I read the review by Ebert and I wasn't satisfied. Mostly, and I don't want to be cursed by referrencing a dead person, it was summary. It talked briefly about the life of Varda recounting how he had several dinners, etc. with her. But he didn't really analyze the film in any meaningful way. I wanted more and was disappointed.
As with most, if not all, I haven't seen every French New Wave film, and furthermore I think it's probably impossible to view all of them, Cleo was heavy on dialogue. Some of the details I didn't get. Such as when she plays her song in Cafe and it is called "noise." Otherwise the film follows a simple format, merely following Cleo around Paris as she shops for hats. The major turning point in the film is when she gets fed up with her songwriter and piano player. She storms out of her sparse apartment.

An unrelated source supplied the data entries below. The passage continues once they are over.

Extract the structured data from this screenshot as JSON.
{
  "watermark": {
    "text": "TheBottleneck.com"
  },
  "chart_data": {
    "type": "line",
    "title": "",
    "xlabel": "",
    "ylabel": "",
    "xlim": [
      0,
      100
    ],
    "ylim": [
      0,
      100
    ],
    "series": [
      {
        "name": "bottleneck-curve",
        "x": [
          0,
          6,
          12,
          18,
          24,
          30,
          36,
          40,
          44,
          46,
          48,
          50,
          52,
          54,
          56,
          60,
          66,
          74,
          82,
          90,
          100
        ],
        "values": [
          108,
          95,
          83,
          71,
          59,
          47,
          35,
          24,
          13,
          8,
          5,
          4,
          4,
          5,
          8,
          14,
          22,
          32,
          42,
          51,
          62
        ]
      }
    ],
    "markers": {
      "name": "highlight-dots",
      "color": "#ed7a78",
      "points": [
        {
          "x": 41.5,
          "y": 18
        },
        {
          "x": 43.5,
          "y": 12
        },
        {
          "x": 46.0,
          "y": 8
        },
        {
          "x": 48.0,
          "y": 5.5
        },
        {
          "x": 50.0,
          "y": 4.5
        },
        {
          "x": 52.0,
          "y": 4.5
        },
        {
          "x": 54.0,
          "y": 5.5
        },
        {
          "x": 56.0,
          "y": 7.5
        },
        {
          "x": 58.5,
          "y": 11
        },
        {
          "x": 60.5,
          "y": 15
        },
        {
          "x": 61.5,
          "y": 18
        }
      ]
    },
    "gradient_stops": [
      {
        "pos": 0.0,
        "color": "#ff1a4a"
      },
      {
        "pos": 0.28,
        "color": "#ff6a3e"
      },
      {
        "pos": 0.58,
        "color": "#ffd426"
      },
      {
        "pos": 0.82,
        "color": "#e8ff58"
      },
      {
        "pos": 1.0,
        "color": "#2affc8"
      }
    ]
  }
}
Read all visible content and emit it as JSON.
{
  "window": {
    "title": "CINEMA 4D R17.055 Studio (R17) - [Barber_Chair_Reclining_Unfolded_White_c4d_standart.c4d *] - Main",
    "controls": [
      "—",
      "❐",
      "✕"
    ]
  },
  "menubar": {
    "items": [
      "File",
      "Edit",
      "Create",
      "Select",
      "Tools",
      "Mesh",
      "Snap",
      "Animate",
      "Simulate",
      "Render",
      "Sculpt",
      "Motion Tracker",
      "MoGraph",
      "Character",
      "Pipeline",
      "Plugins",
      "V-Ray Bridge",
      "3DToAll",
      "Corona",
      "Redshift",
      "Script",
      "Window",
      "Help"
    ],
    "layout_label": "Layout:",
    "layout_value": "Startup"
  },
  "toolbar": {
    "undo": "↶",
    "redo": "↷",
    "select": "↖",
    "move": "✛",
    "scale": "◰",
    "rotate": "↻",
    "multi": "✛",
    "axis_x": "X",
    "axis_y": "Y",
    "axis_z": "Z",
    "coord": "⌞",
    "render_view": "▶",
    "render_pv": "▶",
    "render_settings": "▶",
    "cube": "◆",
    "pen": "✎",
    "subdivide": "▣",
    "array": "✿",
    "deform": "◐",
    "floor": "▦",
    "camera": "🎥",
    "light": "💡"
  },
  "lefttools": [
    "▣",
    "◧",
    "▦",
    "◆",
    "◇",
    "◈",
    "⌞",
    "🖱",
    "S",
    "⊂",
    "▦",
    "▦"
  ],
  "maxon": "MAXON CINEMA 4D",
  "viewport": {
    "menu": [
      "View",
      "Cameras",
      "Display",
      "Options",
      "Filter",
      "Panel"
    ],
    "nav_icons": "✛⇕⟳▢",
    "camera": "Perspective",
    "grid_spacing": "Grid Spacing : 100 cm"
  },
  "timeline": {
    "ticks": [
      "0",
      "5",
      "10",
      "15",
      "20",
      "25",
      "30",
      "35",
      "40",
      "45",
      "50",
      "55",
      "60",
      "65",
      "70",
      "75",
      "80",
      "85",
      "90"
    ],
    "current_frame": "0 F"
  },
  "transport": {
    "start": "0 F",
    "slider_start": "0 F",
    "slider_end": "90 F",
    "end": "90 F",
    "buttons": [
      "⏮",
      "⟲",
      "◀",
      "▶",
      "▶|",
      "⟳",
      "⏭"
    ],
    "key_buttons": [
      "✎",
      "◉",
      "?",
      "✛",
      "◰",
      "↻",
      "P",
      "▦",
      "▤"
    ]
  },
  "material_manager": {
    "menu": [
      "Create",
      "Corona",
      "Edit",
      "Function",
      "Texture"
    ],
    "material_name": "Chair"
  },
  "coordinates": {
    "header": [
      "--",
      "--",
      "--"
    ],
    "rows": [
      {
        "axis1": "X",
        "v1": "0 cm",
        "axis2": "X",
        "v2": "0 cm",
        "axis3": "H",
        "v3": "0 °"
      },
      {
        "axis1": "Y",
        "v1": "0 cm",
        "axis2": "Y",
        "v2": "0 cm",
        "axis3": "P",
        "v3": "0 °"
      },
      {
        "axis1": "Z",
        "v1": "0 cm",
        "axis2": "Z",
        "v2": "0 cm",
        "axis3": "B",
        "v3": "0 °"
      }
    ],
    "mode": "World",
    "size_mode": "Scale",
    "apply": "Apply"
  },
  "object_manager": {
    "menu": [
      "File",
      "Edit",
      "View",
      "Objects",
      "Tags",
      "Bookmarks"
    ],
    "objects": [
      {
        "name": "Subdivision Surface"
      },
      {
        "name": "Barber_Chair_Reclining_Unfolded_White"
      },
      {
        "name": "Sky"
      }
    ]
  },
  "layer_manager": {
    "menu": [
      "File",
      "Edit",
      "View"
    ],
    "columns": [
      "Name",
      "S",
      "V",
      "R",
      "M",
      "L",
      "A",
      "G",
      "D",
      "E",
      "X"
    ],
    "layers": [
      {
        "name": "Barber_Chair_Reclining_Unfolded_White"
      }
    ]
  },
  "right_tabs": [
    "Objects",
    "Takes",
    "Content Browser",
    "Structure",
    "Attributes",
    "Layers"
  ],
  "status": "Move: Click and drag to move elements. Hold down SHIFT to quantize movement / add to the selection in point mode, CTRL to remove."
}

The entire movie centers around Cleo finding out whether she has cancer or not. In the end she does. The movie ends on a sour note. I liked the film for it's style. Several shots were good. Not great though. Definitely not Godard's jump cuts in Breathless. There was also some cross cutting of various elements of Cleo; like her hat, her wig, her apartment, her piano player. I wasn't sure what these meant. I suppose it was a montage sequence about Cleo's life. Those were the most interesting shots of the film.